Just days after Michael Brown was shot and killed by police in Ferguson, Missouri, social media erupted with the hashtag #IfTheyGunnedMeDown. The hashtag was a way of talking back to a media that many saw reinforcing one dominant narrative of how young black men are portrayed in the media. Responding to the question "If you died, which picture would the media use?" people around the country posted side-by-side photos of themselves that highlighted how our lives are made up of many different stories.

If you died, which picture would the media use? #IfTheyGunnedMeDown #MikeBrown http://t.co/lJMM9a0owk pic.twitter.com/YYxIbPB0xA

-- The Root (@TheRoot) August 11, 2014

In response to the events in Ferguson, long time media justice organizer Malkia Cyril wrote that "black bloggers, photojournalists, digital organizers, and citizen journalists are a new generation of civil rights leaders," and said that they "are using the open Internet to shine sunlight in the darkened corners where anti-Black violence thrives. We need them to tell our stories."

Engineering Change

Increasingly, search engines like Google and social networks like Facebook rely on algorithmic filters to determine what news and information we see. These kinds of algorithms, which try to predict what we want based on our past actions, run the risk of reinforcing single story narratives. In an article on "self-segregation on social networks" MIT professor Ethan Zuckerman points out that Facebook posts about the Ice Bucket Challenge were eight times more likely to be promoted by the company's algorithm than stories about Michael Brown's shooting and the subsequent protests.

Looking at the role of algorithms in journalism and public debate, Kelly McBride of the Poynter Institute writes, "Algorithms control the marketplace of ideas. They grant power to certain information as it flies through the digital space and take power away from other information." Increasingly, just as genetic engineering is reshaping our seeds, algorithmic engineering is reshaping our stories.

The author and environmentalist, Barbara Kingsolver, calls genetic diversity, "nature's sole insurance policy." "A population will persist over time," she writes. "If, deep within the scattered genetics of its ranks, it is literally prepared for anything." For too long, our media has been a monoculture, lacking diversity in the stories it tells and the business model upon which it relies. In the last 10 years, the economic downturn and the rise of the Internet hit the mass media advertising model like the Southern Corn Leaf Blight, wiping out tens of thousands of journalism jobs in the process.

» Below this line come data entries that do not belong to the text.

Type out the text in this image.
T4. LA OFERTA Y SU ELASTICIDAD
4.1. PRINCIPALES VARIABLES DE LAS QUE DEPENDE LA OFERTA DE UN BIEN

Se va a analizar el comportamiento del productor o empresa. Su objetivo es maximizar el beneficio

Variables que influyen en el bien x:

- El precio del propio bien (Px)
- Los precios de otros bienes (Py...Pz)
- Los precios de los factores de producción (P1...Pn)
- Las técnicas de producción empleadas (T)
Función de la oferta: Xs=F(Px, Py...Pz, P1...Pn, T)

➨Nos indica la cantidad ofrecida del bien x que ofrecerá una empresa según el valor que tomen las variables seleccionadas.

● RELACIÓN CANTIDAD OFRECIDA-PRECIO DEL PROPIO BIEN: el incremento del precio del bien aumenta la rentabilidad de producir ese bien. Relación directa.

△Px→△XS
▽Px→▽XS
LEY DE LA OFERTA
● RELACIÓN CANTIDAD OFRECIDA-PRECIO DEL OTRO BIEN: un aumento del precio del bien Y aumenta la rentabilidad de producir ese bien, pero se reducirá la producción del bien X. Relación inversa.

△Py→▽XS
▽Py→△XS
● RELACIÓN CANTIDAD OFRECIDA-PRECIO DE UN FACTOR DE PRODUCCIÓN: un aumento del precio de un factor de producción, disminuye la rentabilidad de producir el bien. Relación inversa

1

We are in an age of "post industrial journalism." Alongside the old institutions new networks of local news sites, citizen journalists and a range of other non-traditional storytellers are emerging to fill the gaps and serve their local communities. The best newsrooms are approaching their communities as collaborators, listening deeply and creating spaces where diverse and divergent narratives can intersect and coexist, not in tension but in strength. To paraphrase journalism professor Jay Rosen, the more people who participate in journalism, the stronger that journalism will be.

Looking Ahead

While I'm optimistic about the potential of new tools to shift the narrative power in our culture, we still have a long way to go. This new journalism ecosystem is still in its early days, and too many people are still circumscribed by a single story. Adichie's talk is a reminder for all of us to listen more carefully for the stories we may not be hearing, to seek them out and to share them.

"The single story creates stereotypes, and the problem with stereotypes is not that they are untrue, but that they are incomplete," Adichie says. "They make one story become the only story."

Seeds and stories are not so different. We need genetic diversity in our fields, we need narrative diversity in our stories, and we need media diversity in our communities.